From my perspective this old habit is illogical: it does not invite us to gather and share our own logics, but instead attempts to shut down the varieties of logics of life in the name of a single Logic. If you do not see things from my point of view, then you must be illogical or irrational. And of course from the point of view of the non-runner--and even from the point of view of the runner--the logic of long distance is often illogical: like the rest of life, it often resists articulation in speech.
So, is running logical? Not entirely. It cannot be captured in speech, entirely. But, it makes sense to me in particular ways that I can begin to articulate. Through running I understand things that a stricter form of logic wouldn't allow me to understand. I am both a reptile and a philosophy professor, for example. Or, there is a place where pain and pleasure meet. There exist times in human experience in which putting forth the hugest of efforts demands not trying at all. There exist processes whose meaning can't be reduced to their ends. Intelligence sometimes means thinking less. Feelings can be more precise than concepts. The highest form of discipline is fed by joy and pleasure, not sacrifice and pain.

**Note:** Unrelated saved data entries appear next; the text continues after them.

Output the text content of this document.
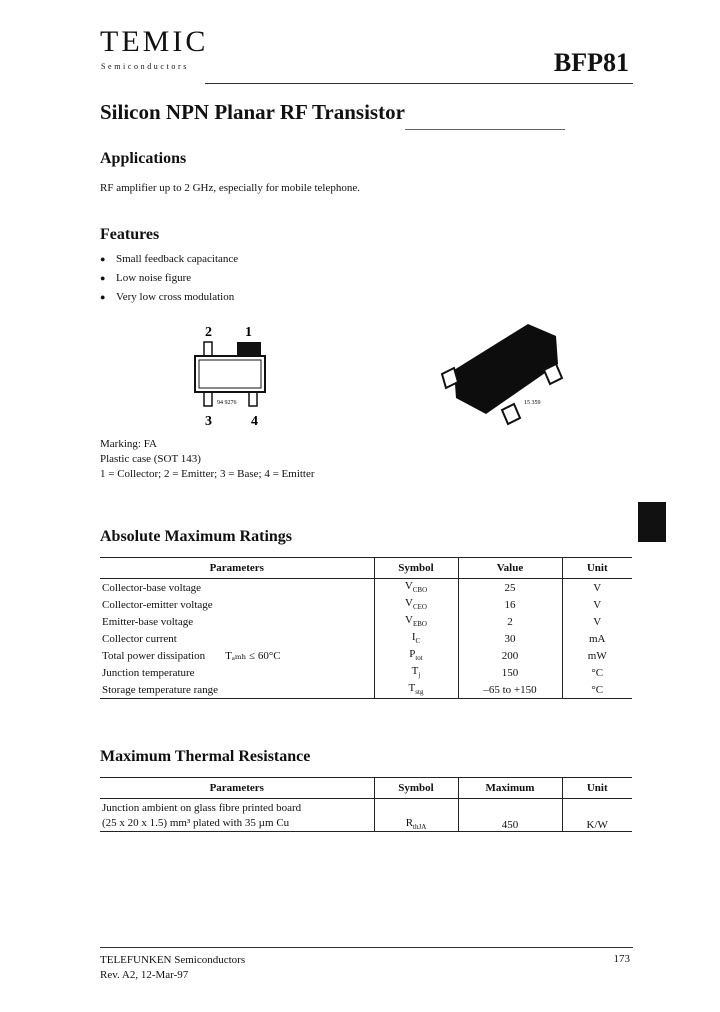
TEMIC
Semiconductors	BFP81
Silicon NPN Planar RF Transistor
Applications
RF amplifier up to 2 GHz, especially for mobile telephone.
Features
● Small feedback capacitance
● Low noise figure
● Very low cross modulation
2 1
94 9276
3	4
15 359
Marking: FA
Plastic case (SOT 143)
1 = Collector; 2 = Emitter; 3 = Base; 4 = Emitter
Absolute Maximum Ratings
Parameters	Symbol	Value	Unit
Collector-base voltage	$V_{CBO}$	25	V
Collector-emitter voltage	$V_{CEO}$	16	V
Emitter-base voltage	$V_{EBO}$	2	V
Collector current	$I_C$	30	mA
Total power dissipation Tₐₘₕ ≤ 60°C	$P_{tot}$	200	mW
Junction temperature	$T_j$	150	°C
Storage temperature range	$T_{stg}$	–65 to +150	°C
Maximum Thermal Resistance
Parameters	Symbol	Maximum	Unit

Junction ambient on glass fibre printed board
(25 x 20 x 1.5) mm³ plated with 35 µm Cu	$R_{thJA}$	450	K/W
TELEFUNKEN Semiconductors
Rev. A2, 12-Mar-97
173
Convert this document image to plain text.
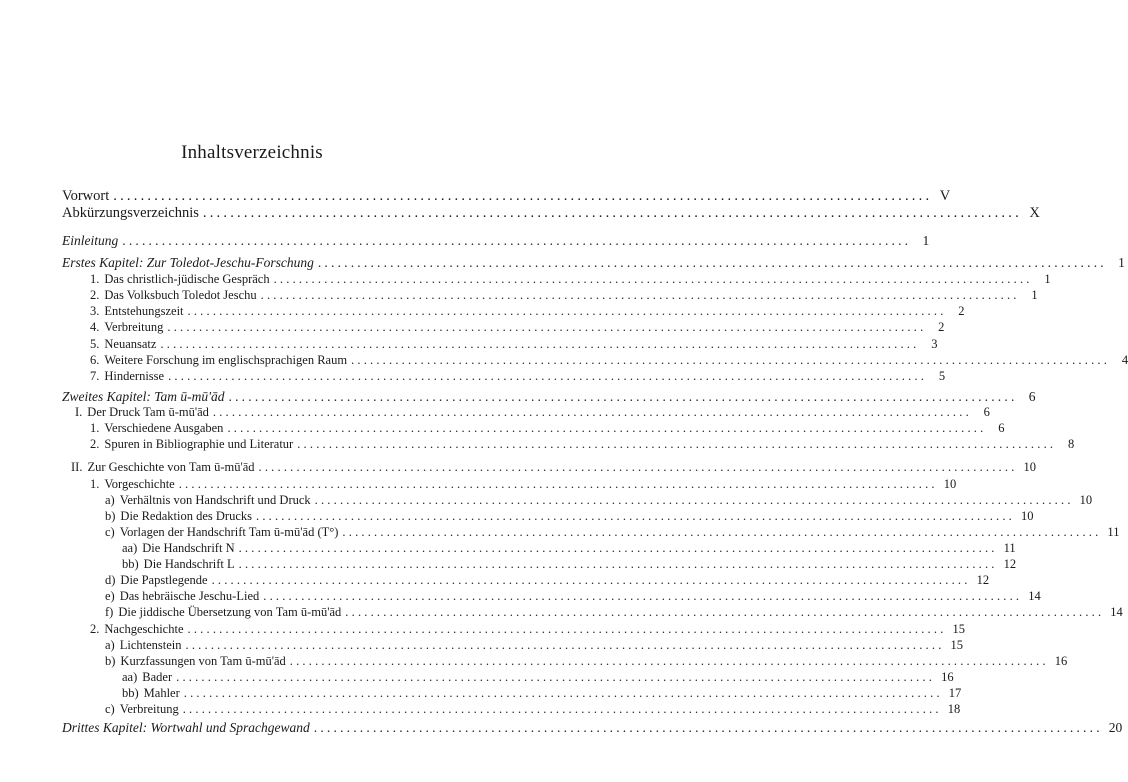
Inhaltsverzeichnis
Vorwort ........................................................................................................................ V
Abkürzungsverzeichnis ........................................................................................................................ X
Einleitung ........................................................................................................................ 1
Erstes Kapitel: Zur Toledot-Jeschu-Forschung ........................................................................................................................ 1
1. Das christlich-jüdische Gespräch ........................................................................................................................ 1
2. Das Volksbuch Toledot Jeschu ........................................................................................................................ 1
3. Entstehungszeit ........................................................................................................................ 2
4. Verbreitung ........................................................................................................................ 2
5. Neuansatz ........................................................................................................................ 3
6. Weitere Forschung im englischsprachigen Raum ........................................................................................................................ 4
7. Hindernisse ........................................................................................................................ 5
Zweites Kapitel: Tam ū-mū'ād ........................................................................................................................ 6
I. Der Druck Tam ū-mū'ād ........................................................................................................................ 6
1. Verschiedene Ausgaben ........................................................................................................................ 6
2. Spuren in Bibliographie und Literatur ........................................................................................................................ 8
II. Zur Geschichte von Tam ū-mū'ād ........................................................................................................................ 10
1. Vorgeschichte ........................................................................................................................ 10
a) Verhältnis von Handschrift und Druck ........................................................................................................................ 10
b) Die Redaktion des Drucks ........................................................................................................................ 10
c) Vorlagen der Handschrift Tam ū-mū'ād (T°) ........................................................................................................................ 11
aa) Die Handschrift N ........................................................................................................................ 11
bb) Die Handschrift L ........................................................................................................................ 12
d) Die Papstlegende ........................................................................................................................ 12
e) Das hebräische Jeschu-Lied ........................................................................................................................ 14
f) Die jiddische Übersetzung von Tam ū-mū'ād ........................................................................................................................ 14
2. Nachgeschichte ........................................................................................................................ 15
a) Lichtenstein ........................................................................................................................ 15
b) Kurzfassungen von Tam ū-mū'ād ........................................................................................................................ 16
aa) Bader ........................................................................................................................ 16
bb) Mahler ........................................................................................................................ 17
c) Verbreitung ........................................................................................................................ 18
Drittes Kapitel: Wortwahl und Sprachgewand ........................................................................................................................ 20
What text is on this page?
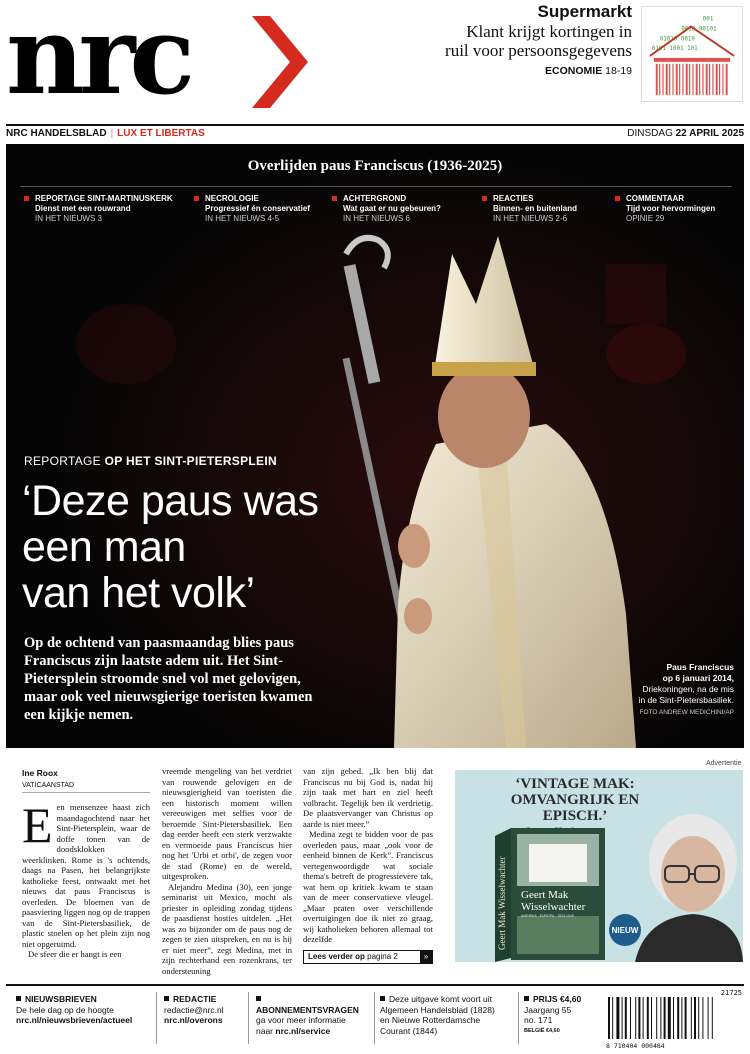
nrc	Supermarkt
Klant krijgt kortingen in ruil voor persoonsgegevens
ECONOMIE 18-19
001
0010 00101
01010 0010
0101 1001 101
NRC HANDELSBLAD | LUX ET LIBERTAS	DINSDAG 22 APRIL 2025
Overlijden paus Franciscus (1936-2025)
REPORTAGE SINT-MARTINUSKERK
Dienst met een rouwrand
IN HET NIEUWS 3
NECROLOGIE
Progressief én conservatief
IN HET NIEUWS 4-5
ACHTERGROND
Wat gaat er nu gebeuren?
IN HET NIEUWS 6
REACTIES
Binnen- en buitenland
IN HET NIEUWS 2-6
COMMENTAAR
Tijd voor hervormingen
OPINIE 29
REPORTAGE OP HET SINT-PIETERSPLEIN
‘Deze paus was
een man
van het volk’

Op de ochtend van paasmaandag blies paus Franciscus zijn laatste adem uit. Het Sint-Pietersplein stroomde snel vol met gelovigen, maar ook veel nieuwsgierige toeristen kwamen een kijkje nemen.

Paus Franciscus
op 6 januari 2014,
Driekoningen, na de mis
in de Sint-Pietersbasiliek.
FOTO ANDREW MEDICHINI/AP
Ine Roox
VATICAANSTAD
E en mensenzee haast zich maandagochtend naar het Sint-Pietersplein, waar de doffe tonen van de doodsklokken weerklinken. Rome is 's ochtends, daags na Pasen, het belangrijkste katholieke feest, ontwaakt met het nieuws dat paus Franciscus is overleden. De bloemen van de paasviering liggen nog op de trappen van de Sint-Pietersbasiliek, de plastic stoelen op het plein zijn nog niet opgeruimd.

De sfeer die er hangt is een

vreemde mengeling van het verdriet van rouwende gelovigen en de nieuwsgierigheid van toeristen die een historisch moment willen vereeuwigen met selfies voor de beroemde Sint-Pietersbasiliek. Een dag eerder heeft een sterk verzwakte en vermoeide paus Franciscus hier nog het 'Urbi et orbi', de zegen voor de stad (Rome) en de wereld, uitgesproken.

Alejandro Medina (30), een jonge seminarist uit Mexico, mocht als priester in opleiding zondag tijdens de paasdienst hosties uitdelen. „Het was zo bijzonder om de paus nog de zegen te zien uitspreken, en nu is hij er niet meer”, zegt Medina, met in zijn rechterhand een rozenkrans, ter ondersteuning

van zijn gebed. „Ik ben blij dat Franciscus nu bij God is, nadat hij zijn taak met hart en ziel heeft volbracht. Tegelijk ben ik verdrietig. De plaatsvervanger van Christus op aarde is niet meer.”

Medina zegt te bidden voor de pas overleden paus, maar „ook voor de eenheid binnen de Kerk”. Franciscus vertegenwoordigde wat sociale thema's betreft de progressievere tak, wat hem op kritiek kwam te staan van de meer conservatieve vleugel. „Maar praten over verschillende overtuigingen doe ik niet zo graag, wij katholieken behoren allemaal tot dezelfde

Lees verder op pagina 2	»
Advertentie
‘VINTAGE MAK:
OMVANGRIJK EN EPISCH.’
Geert Mak Wisselwachter Geert Mak
Wisselwachter
AMERIKA - EUROPA - 1923-1945
NIEUW
NIEUWSBRIEVEN
De hele dag op de hoogte
nrc.nl/nieuwsbrieven/actueel
REDACTIE
redactie@nrc.nl
nrc.nl/overons
ABONNEMENTSVRAGEN
ga voor meer informatie
naar nrc.nl/service
Deze uitgave komt voort uit
Algemeen Handelsblad (1828)
en Nieuwe Rotterdamsche
Courant (1844)
PRIJS €4,60
Jaargang 55
no. 171
BELGIË €4,60
21725
8 710404 000484
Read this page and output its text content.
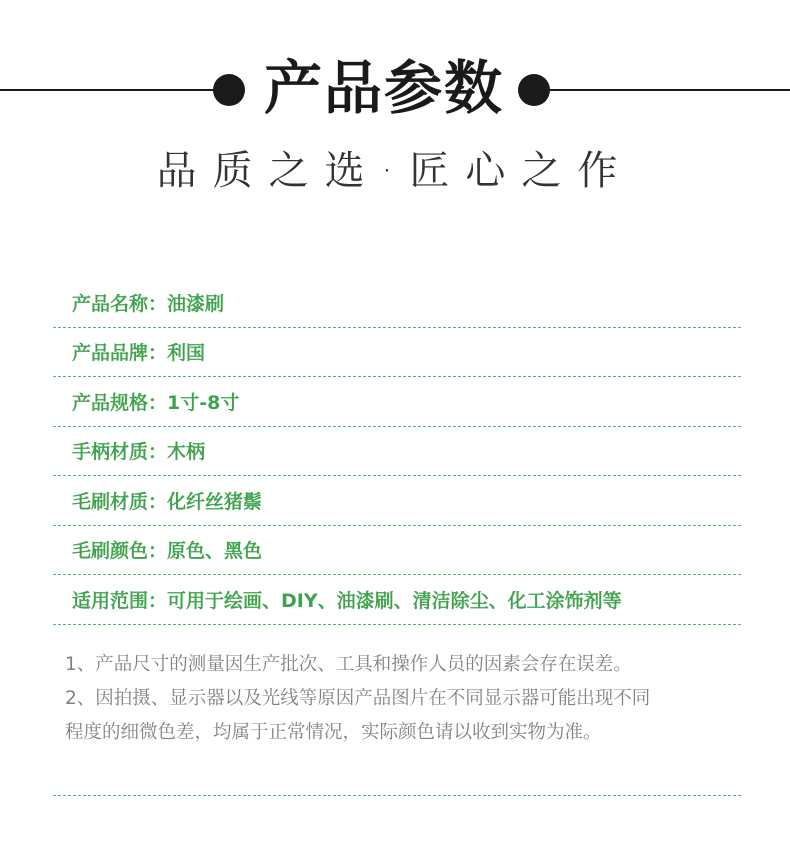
产品参数
品质之选·匠心之作
产品名称： 油漆刷
产品品牌： 利国
产品规格： 1寸-8寸
手柄材质： 木柄
毛刷材质： 化纤丝猪鬃
毛刷颜色： 原色、黑色
适用范围： 可用于绘画、DIY、油漆刷、清洁除尘、化工涂饰剂等
1、产品尺寸的测量因生产批次、工具和操作人员的因素会存在误差。
2、因拍摄、显示器以及光线等原因产品图片在不同显示器可能出现不同
程度的细微色差，均属于正常情况，实际颜色请以收到实物为准。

Such is the logic of long distance. William James puts it like this: "Sustaining, persevering, striving, paying with effort as we go, hanging on, and finally achieving our intention -- this is action, this is effectuation... Here is creation in its first intention, here is causality at work." The logic of long distance is not cold and hard. It doesn't tend toward unity or clear explanation. It's loaded with passion, emotion, effort, failure, fortune, chance, risk, and hope. It's a logic that plunges down into life. It is all partialities and unfinished business.
That other logic, the pure, rational, and complete one, is funded by the attempt to escape from these things into another realm entirely. The realm of pure reason is one in which we all share the same perspective, and we are all in control of our speech. In that world, we know what life is, we know the difference between right and wrong, good and bad, true and false. There's no need for experimentation because it's all been worked out in advance according to the rules of reason.
The discipline of long distance, the logic of running, demands resisting the pull of the realm of pure reason. It means escaping the awful and oppressive clarity and finishedness of that world by plunging into the vagaries and open windows of life. Our logic is one of experimentation, not deduction. Runs are not arguments. They are encounters with the limits of our bodies, with friends, with the concrete sensations of lived experience. It's this leap into life, not the principle of non-contradiction, that governs the logic of running. That's logic enough, reason enough, for me.